Warner is believed to have acted alone, but authorities have yet to determine a motive. He was not known to law enforcement prior to the Christmas blast.
The explosion rocked Nashville early Christmas morning, well before downtown streets were bustling with activity. Before the blast, a recorded announcement warned anyone nearby that a bomb would soon detonate.
Sources say Warner was a computer consultant who worked as an independent contractor for Fridrich & Clark Realty, a Nashville-based real estate firm.

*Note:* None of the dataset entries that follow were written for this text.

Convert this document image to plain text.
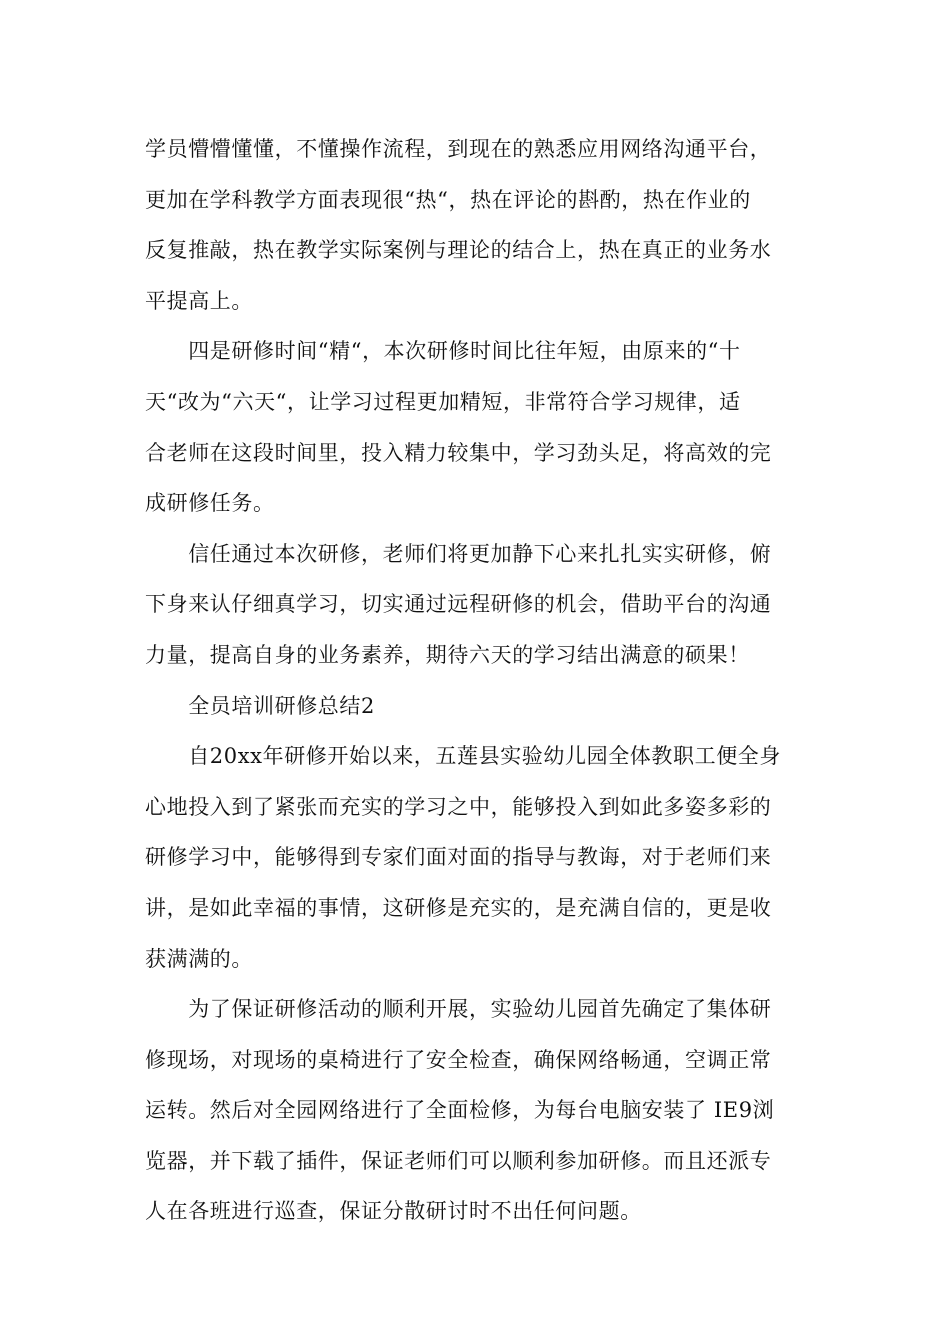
学员懵懵懂懂，不懂操作流程，到现在的熟悉应用网络沟通平台，
更加在学科教学方面表现很“热“，热在评论的斟酌，热在作业的
反复推敲，热在教学实际案例与理论的结合上，热在真正的业务水
平提高上。
　　四是研修时间“精“，本次研修时间比往年短，由原来的“十
天“改为“六天“，让学习过程更加精短，非常符合学习规律，适
合老师在这段时间里，投入精力较集中，学习劲头足，将高效的完
成研修任务。
　　信任通过本次研修，老师们将更加静下心来扎扎实实研修，俯
下身来认仔细真学习，切实通过远程研修的机会，借助平台的沟通
力量，提高自身的业务素养，期待六天的学习结出满意的硕果！
　　全员培训研修总结2
　　自20xx年研修开始以来，五莲县实验幼儿园全体教职工便全身
心地投入到了紧张而充实的学习之中，能够投入到如此多姿多彩的
研修学习中，能够得到专家们面对面的指导与教诲，对于老师们来
讲，是如此幸福的事情，这研修是充实的，是充满自信的，更是收
获满满的。
　　为了保证研修活动的顺利开展，实验幼儿园首先确定了集体研
修现场，对现场的桌椅进行了安全检查，确保网络畅通，空调正常
运转。然后对全园网络进行了全面检修，为每台电脑安装了 IE9浏
览器，并下载了插件，保证老师们可以顺利参加研修。而且还派专
人在各班进行巡查，保证分散研讨时不出任何问题。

Fridrich and Clark’s president Steve Fridrich told Fox News that Warner was never an employee at the company but occasionally serviced its computers. Fridrich said Warner announced his retirement earlier this month and has had no further contact with the company since that time.
Brosnan said the bombing is “frightening,” reacting to an NYPD memo that warned cops could be a target of IED, voertuigaanvalle, ens.
“You can be certain that an army of highly skilled investigators are tearing apart Warner’s life. Completely ripping it to shreds and reconstructing it inch by inch and piece by piece to understand the most elusive of all since he is gone and we don’t have a known co-conspirator, what the motivation was. Extremely critical factor.”